Students at Sheffield and Manchester who spoke to a news outlet reported regular police patrols and widespread use of penalties of up to £800 to circumvent repeating the major coronavirus outbreaks that transpired in autumn, now students are returning for the spring term.
Students at Sheffield and Manchester say they think that in some cases police officers may have received keys from university security to enter flats unannounced to check that students were not socialising with their neighbours, however, the universities have denied this.
One first-year student living in Froggatt Halls, which is run by the University of Sheffield, said that police have been patrolling the area in which several halls of residence are located every weekend, with her flat visited three times in the last month.
She said the first time was at 1.30 am and she was in bed. The door had been left on the latch, so the police officer came in and was pretty aggressive.
She said that across the hall she could see another police officer chatting to a girl alone in her flat, asking how many people lived there, but she said it was an invasion of privacy.
A student at the University of Leeds said the police had been given access to his accommodation block at about 4 pm one day in mid-February and knocked when he was watching TV with his housemates.

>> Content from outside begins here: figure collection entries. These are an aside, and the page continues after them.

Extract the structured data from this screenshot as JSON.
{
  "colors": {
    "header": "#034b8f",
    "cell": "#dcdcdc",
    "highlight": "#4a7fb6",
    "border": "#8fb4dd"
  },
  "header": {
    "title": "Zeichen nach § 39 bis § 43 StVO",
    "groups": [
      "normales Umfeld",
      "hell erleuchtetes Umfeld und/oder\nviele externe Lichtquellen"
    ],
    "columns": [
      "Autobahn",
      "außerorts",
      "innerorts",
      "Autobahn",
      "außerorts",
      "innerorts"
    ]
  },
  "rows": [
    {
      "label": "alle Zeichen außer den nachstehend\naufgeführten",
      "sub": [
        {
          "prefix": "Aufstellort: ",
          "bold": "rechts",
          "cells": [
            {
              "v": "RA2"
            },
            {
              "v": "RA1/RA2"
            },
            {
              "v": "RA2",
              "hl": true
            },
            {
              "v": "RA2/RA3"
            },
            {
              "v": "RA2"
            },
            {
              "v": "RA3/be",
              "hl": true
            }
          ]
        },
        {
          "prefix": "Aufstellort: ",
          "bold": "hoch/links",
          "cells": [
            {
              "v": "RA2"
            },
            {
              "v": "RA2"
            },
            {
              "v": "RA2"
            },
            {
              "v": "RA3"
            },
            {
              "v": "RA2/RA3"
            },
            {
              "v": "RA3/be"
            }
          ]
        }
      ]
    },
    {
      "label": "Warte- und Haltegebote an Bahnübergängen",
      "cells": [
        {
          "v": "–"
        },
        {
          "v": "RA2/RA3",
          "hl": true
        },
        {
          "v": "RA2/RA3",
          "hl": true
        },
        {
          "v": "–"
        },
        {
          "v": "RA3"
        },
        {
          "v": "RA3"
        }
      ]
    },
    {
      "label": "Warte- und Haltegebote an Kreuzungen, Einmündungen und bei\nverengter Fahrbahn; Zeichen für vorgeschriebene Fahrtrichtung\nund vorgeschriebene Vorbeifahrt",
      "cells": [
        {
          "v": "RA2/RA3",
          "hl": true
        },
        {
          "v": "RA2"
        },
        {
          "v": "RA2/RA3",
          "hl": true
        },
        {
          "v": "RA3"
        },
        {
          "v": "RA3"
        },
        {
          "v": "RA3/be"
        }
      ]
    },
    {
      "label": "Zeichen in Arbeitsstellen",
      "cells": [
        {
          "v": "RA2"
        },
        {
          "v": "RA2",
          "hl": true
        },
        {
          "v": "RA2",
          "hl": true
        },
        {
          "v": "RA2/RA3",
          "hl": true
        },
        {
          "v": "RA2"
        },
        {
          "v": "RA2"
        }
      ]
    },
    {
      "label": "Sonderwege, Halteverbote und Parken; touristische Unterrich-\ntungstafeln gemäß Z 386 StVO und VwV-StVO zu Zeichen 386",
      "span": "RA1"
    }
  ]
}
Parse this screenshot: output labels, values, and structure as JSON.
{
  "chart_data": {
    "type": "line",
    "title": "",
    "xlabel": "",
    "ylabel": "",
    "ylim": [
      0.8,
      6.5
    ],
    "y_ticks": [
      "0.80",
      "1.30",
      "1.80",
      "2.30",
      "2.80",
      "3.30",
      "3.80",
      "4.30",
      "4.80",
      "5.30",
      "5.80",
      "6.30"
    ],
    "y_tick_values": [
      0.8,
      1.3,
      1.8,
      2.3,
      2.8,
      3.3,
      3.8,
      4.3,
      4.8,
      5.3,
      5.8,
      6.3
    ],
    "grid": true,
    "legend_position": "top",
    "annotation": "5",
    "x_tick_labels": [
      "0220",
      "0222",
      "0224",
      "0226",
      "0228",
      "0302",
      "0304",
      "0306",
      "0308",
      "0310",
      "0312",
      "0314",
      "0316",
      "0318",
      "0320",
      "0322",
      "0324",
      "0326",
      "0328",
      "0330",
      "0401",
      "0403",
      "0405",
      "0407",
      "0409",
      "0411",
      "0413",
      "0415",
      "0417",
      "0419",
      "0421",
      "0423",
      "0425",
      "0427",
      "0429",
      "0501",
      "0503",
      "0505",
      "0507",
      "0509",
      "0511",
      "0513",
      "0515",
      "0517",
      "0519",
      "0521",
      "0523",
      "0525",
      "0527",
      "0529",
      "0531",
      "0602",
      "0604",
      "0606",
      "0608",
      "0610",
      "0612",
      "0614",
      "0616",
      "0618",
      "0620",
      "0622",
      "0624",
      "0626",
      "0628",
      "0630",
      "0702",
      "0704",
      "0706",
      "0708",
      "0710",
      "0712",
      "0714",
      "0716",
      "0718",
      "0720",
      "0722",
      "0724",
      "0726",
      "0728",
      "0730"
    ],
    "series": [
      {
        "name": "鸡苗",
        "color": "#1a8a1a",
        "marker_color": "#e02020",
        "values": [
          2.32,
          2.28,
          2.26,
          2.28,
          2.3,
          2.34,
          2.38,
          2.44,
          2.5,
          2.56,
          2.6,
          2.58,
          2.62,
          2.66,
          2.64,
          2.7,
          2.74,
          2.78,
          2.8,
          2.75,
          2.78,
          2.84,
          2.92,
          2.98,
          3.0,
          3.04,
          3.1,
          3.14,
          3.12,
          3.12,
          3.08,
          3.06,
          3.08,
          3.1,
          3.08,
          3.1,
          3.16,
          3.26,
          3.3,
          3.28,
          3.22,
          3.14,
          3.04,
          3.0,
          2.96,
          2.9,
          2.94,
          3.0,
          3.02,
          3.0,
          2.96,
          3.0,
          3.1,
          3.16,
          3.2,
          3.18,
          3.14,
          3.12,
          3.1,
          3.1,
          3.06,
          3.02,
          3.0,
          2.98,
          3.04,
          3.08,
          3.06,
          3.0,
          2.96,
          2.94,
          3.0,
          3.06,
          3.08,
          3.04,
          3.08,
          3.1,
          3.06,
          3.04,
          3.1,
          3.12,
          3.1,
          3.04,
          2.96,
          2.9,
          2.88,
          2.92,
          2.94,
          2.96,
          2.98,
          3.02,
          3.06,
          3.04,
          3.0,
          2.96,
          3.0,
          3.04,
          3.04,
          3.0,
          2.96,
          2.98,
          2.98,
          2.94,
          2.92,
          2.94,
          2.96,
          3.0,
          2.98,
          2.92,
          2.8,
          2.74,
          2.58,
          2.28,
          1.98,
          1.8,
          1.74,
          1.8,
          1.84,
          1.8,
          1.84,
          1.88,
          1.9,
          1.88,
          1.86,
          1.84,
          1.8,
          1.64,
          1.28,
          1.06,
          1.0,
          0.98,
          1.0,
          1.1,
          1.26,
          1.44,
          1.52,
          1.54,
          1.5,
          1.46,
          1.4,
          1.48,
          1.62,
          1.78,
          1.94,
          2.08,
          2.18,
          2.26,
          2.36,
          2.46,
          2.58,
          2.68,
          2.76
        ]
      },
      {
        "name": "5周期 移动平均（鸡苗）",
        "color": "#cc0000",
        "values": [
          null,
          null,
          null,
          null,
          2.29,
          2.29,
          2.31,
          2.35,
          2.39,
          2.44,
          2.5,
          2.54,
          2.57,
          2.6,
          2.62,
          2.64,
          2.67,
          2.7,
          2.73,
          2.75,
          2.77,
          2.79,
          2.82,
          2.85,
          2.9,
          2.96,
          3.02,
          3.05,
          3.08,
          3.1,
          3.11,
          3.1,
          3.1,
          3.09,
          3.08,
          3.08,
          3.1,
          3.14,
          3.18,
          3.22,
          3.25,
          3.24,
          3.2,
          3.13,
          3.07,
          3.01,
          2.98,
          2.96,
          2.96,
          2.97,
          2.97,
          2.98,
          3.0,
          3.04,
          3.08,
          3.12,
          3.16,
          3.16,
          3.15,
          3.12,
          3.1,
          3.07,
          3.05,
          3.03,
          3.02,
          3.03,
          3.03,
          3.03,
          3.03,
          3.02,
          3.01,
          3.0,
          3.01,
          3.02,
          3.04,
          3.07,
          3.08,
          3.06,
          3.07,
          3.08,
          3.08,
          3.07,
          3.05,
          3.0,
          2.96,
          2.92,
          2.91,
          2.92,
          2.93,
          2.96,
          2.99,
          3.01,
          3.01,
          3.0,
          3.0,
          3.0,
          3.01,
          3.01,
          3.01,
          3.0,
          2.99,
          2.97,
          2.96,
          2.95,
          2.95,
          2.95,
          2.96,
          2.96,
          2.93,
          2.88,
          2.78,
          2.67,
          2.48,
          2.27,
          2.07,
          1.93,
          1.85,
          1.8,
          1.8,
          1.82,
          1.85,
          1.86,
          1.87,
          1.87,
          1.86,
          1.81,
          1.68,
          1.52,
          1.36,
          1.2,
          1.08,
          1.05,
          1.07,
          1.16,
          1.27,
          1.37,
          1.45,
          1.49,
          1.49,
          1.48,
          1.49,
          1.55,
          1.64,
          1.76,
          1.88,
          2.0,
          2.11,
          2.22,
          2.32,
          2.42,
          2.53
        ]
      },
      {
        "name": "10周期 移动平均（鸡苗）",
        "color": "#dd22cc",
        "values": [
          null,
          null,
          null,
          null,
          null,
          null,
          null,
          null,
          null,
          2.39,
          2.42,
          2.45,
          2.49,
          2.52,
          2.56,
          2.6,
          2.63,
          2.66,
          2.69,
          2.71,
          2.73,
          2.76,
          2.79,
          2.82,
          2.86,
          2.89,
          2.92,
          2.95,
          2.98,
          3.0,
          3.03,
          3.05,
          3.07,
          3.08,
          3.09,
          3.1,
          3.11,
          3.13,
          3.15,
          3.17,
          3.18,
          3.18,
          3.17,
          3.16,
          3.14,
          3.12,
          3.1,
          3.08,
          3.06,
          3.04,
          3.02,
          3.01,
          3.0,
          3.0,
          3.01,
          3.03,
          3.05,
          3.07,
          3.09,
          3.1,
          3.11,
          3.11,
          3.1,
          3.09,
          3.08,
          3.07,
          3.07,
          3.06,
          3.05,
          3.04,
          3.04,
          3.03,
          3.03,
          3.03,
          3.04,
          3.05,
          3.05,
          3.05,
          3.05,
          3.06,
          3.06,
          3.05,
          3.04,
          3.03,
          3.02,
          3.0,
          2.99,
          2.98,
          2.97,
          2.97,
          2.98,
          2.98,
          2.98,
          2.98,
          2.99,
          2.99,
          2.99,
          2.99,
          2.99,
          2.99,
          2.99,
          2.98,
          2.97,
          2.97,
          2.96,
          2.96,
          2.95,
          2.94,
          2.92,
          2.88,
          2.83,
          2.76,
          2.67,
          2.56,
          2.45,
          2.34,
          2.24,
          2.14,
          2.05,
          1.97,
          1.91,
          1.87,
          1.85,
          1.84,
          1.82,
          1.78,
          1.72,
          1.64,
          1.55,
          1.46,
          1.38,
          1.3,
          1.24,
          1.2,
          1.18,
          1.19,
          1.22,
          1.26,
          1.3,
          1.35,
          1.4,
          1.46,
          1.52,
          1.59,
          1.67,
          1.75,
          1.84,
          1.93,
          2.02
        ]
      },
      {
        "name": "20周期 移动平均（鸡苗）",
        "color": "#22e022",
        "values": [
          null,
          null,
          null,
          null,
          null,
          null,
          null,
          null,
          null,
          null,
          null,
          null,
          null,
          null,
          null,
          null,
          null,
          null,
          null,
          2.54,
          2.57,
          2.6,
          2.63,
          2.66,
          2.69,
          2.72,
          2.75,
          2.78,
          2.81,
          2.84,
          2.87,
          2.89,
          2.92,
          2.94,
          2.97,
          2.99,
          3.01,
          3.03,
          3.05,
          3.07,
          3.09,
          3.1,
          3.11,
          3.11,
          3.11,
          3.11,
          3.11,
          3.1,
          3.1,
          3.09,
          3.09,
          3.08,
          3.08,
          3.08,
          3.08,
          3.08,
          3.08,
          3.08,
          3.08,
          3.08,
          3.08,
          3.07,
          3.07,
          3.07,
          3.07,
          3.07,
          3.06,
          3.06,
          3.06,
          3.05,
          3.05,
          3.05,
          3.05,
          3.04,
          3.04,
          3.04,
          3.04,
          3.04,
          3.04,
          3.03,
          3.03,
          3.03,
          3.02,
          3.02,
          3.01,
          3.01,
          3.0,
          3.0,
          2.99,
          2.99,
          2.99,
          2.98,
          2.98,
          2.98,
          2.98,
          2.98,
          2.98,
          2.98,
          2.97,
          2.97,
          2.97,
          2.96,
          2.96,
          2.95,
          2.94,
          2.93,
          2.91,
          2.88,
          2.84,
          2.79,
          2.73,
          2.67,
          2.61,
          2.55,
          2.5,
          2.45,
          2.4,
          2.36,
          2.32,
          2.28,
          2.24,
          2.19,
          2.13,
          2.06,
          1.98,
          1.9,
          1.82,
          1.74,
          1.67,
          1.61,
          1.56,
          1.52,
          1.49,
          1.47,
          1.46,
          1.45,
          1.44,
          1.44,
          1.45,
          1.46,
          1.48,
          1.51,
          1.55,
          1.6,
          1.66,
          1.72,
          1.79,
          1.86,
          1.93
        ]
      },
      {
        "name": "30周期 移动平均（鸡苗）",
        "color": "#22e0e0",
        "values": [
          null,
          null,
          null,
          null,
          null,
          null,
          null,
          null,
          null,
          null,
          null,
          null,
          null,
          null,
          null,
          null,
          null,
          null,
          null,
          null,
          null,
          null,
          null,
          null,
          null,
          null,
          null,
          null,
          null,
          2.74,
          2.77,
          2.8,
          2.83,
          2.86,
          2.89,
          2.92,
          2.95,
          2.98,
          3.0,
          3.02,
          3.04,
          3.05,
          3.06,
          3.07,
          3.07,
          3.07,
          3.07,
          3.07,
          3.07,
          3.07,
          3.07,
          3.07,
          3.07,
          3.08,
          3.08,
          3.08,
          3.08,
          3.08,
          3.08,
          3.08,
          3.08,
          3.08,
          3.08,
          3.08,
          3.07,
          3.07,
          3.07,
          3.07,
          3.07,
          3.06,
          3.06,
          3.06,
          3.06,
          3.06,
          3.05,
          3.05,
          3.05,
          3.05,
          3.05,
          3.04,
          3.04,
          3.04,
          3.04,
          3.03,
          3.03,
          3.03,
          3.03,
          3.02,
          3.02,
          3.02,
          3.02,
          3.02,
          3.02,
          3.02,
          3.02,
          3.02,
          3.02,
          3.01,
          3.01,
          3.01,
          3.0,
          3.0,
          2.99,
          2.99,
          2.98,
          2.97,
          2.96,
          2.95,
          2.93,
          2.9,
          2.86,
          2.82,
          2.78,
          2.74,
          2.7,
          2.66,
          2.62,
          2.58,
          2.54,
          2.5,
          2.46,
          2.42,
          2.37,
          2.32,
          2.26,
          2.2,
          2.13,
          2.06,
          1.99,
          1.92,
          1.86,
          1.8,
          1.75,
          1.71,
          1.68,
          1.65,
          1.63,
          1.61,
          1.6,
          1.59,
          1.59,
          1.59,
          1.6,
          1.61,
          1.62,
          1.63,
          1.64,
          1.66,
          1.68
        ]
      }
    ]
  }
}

He said the guy asked who was in his flat and that he was pretty forceful and said that he came into the kitchen and said we were all taking the p*ss and the university had called them in to tell them it was their last chance.
A student rent strike group at the University of Sussex tweeted that students should video police entering their flats on their phones and take their badge numbers, as well as asking the reasons for their entry after a group received several reports of heavy-handed policing.
Students at the University of Manchester published a report with the police monitoring network Netpol, saying that multiple police cars patrol the Fallowfield campus every weekend.
The students, who run a campaign called Cops Off Campus, have used legal observer training from the activist group Green and Black Cross to gather testimonies suggesting that unlawful searches of students properties have occurred on numerous occasions, usually under the guise of noise complaints, even when flats are quiet.
However, it’s not implausible to think that some party-loving students may think it’s a great laugh to shop a fellow student who goes to bed early, but it’s also not implausible to think that some party-loving students may socialise in each other’s flats rather than strictly remaining in their own.
The police aren’t supposed to come into your home at any hour of the night while you’re sleeping, especially if they don’t have a warrant – is this even legal? And why would you even want to stay at a university when you’re treated like this? Especially when you’re paying loads of money to be educated there – go abroad and leave this authoritarian stinking cesspit of a country – they’d probably be so much better off.
And there’s going to be a massive mental health pandemic in years to come because you can’t treat young people like their in a concentration camp and expect them to be okay about it.